Ultimately, I just want to clear the fog and get back to basics.  I want to see where I'm going.  Today, as I read  the creative writing exam prompt to my seniors, I got a glimpse  of the me that I remember from once upon a time before the fog that I created with my addictions and my unwillingness to accept life on life's terms.  The prompt requires each student to analyze the cumulative semester collection of his/her own writing for the recurring elements of self that can't help but be present in one's work. Writing is, after all, as someone once said "the soul on paper." The prompt is one that I had written several years ago. In it, I heard pieces of a personal philosophy about the teaching of writing that I have lost sight of.  It is the philosophy of a woman who is more real, more connected, maybe more vulnerable.  Definitely more invested.

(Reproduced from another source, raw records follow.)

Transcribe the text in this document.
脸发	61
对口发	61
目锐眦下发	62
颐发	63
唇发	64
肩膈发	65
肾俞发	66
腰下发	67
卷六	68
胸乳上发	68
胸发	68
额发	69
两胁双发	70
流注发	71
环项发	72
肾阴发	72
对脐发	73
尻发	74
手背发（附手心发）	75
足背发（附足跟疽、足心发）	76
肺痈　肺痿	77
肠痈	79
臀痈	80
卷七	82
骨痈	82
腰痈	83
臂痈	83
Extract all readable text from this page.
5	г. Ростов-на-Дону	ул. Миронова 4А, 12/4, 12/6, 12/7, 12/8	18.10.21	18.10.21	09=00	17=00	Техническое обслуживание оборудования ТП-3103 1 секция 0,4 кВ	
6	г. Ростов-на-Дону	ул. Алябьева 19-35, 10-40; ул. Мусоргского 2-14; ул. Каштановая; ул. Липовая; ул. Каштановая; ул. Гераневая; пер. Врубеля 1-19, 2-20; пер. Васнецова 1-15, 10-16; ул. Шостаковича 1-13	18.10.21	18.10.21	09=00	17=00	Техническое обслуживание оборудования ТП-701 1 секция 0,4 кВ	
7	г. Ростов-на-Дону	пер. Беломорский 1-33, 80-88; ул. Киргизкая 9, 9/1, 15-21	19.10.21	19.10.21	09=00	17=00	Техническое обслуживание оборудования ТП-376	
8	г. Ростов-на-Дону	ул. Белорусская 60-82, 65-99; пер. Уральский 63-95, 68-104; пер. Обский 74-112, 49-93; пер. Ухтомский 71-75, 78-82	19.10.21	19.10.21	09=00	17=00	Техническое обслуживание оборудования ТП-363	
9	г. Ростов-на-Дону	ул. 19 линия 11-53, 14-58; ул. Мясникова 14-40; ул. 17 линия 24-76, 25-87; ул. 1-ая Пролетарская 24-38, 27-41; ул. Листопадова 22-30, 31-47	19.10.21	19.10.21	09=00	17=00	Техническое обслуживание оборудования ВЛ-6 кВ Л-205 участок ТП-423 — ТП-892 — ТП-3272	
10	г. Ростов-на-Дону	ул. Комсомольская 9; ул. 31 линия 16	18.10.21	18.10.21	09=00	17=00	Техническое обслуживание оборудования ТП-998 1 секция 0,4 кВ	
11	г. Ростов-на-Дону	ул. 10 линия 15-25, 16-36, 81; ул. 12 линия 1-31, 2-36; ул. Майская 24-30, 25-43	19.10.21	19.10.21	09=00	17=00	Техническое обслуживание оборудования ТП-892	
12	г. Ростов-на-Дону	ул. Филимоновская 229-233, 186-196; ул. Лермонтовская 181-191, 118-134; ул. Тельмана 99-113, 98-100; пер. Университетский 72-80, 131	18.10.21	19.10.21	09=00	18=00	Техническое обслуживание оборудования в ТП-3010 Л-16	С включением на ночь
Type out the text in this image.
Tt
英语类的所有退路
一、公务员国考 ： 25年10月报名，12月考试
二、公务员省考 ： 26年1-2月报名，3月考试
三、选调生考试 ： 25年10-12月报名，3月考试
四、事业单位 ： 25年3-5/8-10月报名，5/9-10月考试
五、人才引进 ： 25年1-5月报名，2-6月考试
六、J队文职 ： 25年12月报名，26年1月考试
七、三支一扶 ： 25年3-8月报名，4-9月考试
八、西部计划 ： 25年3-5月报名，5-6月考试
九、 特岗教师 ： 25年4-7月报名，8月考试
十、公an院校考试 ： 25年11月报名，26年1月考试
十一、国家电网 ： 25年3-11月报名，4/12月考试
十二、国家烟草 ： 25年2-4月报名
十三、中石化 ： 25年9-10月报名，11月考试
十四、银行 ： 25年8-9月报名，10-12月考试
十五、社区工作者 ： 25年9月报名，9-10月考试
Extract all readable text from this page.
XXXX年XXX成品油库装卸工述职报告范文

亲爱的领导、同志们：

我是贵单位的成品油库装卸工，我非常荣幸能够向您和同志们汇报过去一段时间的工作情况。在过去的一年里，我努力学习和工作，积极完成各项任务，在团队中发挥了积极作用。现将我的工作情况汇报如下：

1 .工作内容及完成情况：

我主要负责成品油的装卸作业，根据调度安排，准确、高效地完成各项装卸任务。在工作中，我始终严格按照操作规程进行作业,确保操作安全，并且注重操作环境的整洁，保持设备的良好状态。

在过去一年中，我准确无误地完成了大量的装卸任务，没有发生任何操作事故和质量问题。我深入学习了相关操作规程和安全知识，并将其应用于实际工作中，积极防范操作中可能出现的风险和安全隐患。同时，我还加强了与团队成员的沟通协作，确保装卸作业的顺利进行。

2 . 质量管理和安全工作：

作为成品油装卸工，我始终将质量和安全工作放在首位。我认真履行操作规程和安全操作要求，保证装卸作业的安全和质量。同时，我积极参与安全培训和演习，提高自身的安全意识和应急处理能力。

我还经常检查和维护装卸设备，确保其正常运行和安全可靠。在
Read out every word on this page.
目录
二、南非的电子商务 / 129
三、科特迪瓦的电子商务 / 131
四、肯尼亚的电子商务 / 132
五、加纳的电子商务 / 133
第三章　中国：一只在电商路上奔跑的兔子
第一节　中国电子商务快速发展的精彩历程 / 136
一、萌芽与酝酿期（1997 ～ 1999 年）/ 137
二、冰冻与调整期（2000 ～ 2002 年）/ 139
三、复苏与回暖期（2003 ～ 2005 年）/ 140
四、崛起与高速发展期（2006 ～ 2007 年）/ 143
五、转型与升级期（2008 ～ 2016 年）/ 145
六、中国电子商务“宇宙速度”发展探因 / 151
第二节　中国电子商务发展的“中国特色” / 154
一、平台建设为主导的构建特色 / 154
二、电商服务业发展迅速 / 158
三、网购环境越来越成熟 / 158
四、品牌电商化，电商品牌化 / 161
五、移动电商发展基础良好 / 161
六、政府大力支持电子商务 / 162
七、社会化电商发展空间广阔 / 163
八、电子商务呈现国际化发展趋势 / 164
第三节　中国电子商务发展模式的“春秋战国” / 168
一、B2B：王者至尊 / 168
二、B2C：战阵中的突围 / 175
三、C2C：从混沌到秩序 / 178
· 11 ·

The good news is that today and tomorrow, I have some uninterrupted time to set up my vision for the next semester.  I want to be very deliberate about the choices I make in regard to methods and materials.  I want to plan and teach in a way that is not inflated and convoluted with lofty and unattainable ideals, but rather is grounded in practicality and the authentic behaviors of lifetime readers and writers.   I want to avoid distractions that will keep me from realizing this vision i.e. ego-inflating curriculum committees and other pointless meeting based involvement that clouds the real reason I am here which is, as educational guru Lucy Calkins states, "to help students weave reading and writing into the fabric of their lives."